Emma-Jayne rode in her first race on August 27, 2004 at Woodbine racetrack. She won her first race the very next day about Ali Olah in just her second mount. Her first full season as an apprentice jockey was 2005 and it was a whirlwind of wins and purses for Emma-Jayne. She became an instant hit, riding hundreds of horses each month and flaunting her racing smarts and finishing strength. Emma-Jayne won 175 races at Woodbine and over $7.4 million in purses and became just the third apprentice rider to win the riding title after Sandy Hawley and Mickey Walls.

She won her first stakes race, the Grade 2 Bell Canadian Stakes, with Bill Sorokolit’s Classic Stamp, a filly she had bonded with when she was still galloping horses. From that first full season of riding, Emma-Jayne was a unanimous choice for Outstanding Canadian apprentice rider of the year and then in California the following winter, she was named Eclipse Award champion.

Emma-Jayne had her apprentice bug for two-thirds of the 2006 campaign and cleaned up again. Her 144 wins once again topped the Woodbine riding standings, 20 more than her nearest competitor and she won her second Sovereign for top apprentice and was a finalist for outstanding jockey.

That summer, Emma-Jayne was invited to compete in the Dubai Duty Free Shergar Cup, a jockey challenge, at Ascot in England. At year’s end she was inducted into the Brampton Sports Hall of Fame despite the Hall’s constitution states that an inductee has to be retired for three years, “except by outstanding pre-eminence and skill and upon request of the Selection Committee”. In 2007, after riding at Fair Grounds racetrack in New Orleans during the winter months with a great deal of success, Emma-Jayne embarked on her first full season as a journeyman rider. “You don't lose anything (when you become a journeyman), you gain five pounds,” said Emma-Jane. “You gain the stature of being a journeyman. You're not a rookie anymore. You've had the first two years of your riding career to prepare for this."

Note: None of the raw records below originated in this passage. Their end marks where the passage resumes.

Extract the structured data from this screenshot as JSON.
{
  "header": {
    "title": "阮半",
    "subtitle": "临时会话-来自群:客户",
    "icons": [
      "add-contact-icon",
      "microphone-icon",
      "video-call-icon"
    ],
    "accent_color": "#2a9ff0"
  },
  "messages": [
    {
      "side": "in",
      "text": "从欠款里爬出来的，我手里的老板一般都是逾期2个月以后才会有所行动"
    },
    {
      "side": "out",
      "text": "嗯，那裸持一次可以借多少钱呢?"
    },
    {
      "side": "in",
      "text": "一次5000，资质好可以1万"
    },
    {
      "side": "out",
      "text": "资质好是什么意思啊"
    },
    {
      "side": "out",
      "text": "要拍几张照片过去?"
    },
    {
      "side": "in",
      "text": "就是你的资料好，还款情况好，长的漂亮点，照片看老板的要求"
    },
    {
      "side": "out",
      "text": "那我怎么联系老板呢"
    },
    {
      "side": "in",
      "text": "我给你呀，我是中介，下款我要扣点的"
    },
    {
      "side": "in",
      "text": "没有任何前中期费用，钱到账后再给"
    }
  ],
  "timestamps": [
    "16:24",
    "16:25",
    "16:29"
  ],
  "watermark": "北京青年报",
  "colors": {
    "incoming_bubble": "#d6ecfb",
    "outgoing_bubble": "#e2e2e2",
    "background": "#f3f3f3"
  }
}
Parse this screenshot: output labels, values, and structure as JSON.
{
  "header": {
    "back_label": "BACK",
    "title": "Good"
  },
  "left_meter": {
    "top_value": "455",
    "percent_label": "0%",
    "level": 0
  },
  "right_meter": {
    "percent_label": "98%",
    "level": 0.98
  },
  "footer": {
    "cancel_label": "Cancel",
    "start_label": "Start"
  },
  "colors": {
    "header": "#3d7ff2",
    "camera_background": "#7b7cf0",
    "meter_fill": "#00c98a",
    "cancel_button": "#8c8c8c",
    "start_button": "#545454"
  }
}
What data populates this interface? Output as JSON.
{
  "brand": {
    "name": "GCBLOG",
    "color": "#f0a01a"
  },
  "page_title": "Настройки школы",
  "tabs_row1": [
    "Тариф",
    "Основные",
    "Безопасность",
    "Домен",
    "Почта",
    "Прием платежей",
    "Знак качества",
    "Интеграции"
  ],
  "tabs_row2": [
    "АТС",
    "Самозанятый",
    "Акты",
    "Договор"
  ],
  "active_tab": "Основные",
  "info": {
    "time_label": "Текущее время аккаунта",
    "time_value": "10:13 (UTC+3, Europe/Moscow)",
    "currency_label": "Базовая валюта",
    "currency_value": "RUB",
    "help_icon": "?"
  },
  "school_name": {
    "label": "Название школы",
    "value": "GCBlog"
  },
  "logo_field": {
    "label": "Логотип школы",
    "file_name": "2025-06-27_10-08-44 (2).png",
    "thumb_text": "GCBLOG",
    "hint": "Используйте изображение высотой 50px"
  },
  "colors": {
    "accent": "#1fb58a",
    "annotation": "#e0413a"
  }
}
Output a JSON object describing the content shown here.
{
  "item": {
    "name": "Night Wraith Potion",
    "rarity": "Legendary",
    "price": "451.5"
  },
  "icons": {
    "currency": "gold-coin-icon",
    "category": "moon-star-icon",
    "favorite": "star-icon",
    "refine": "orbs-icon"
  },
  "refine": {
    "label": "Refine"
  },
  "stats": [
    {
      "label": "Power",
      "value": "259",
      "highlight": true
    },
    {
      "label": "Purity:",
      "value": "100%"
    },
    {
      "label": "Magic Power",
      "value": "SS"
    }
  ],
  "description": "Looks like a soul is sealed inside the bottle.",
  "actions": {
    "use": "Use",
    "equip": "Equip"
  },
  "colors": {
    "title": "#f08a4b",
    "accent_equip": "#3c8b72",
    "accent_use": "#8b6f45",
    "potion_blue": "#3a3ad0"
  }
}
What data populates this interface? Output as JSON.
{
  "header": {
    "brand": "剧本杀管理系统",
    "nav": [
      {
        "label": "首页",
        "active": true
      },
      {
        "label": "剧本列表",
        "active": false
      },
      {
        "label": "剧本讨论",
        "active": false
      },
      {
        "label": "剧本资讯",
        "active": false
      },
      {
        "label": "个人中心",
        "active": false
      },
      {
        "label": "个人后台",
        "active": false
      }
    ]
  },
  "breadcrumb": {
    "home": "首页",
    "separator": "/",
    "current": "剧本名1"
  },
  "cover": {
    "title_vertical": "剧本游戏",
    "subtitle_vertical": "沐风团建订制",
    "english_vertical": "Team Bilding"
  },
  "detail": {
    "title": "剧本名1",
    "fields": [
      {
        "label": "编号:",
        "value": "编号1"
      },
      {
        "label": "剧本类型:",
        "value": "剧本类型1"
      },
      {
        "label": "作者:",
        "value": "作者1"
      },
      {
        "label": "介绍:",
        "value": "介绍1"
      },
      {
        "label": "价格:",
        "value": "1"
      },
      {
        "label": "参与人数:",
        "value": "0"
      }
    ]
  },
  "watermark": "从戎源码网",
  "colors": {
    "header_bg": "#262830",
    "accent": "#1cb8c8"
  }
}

On June 24, Emma-Jayne Wilson coaxed every ounce of power and energy out of the giant colt Mike Fox, owned by D. Morgan Firestone, and won the Queen’s Plate, the oldest, most continuously run race in North America. She became the first woman jockey to win the Plate.

Throughout 2007, Emma-Jayne rode less favourites but she could still create wins. By year’s end, she had won 129 races, good for SECOND-place in the Woodbine jockey’s standings, that despite missing some crucial final cards of racing in December.

Emma-Jayne was invited to the Hong Kong International Jockey’s Championship at Happy Valley racecourse, the first woman to ride in the competition. She finished second in the Sovereign Award voting for outstanding jockey to five-time Sovereign Award winner Patrick Husbands.

Emma-Jayne knows that being a jockey -  who also just so happens to be a woman - is a significant aspect of her career, even if she tends to steer comments and publicity away from that fact. Last year, she was named one of the most influential women in sport by the Canadian Association for the Advancement of Women and Sport and Physical Activity (CAAWS).

Emma-Jayne built her own equiciser horse to practice and film her riding skills and often studies those tapes, plus race films in her spare time.

“I think being a student of this game, to always be learning, is paramount in regards to having on-going success.”
And success, it seems it what about Emma-Jayne Wilson is all about.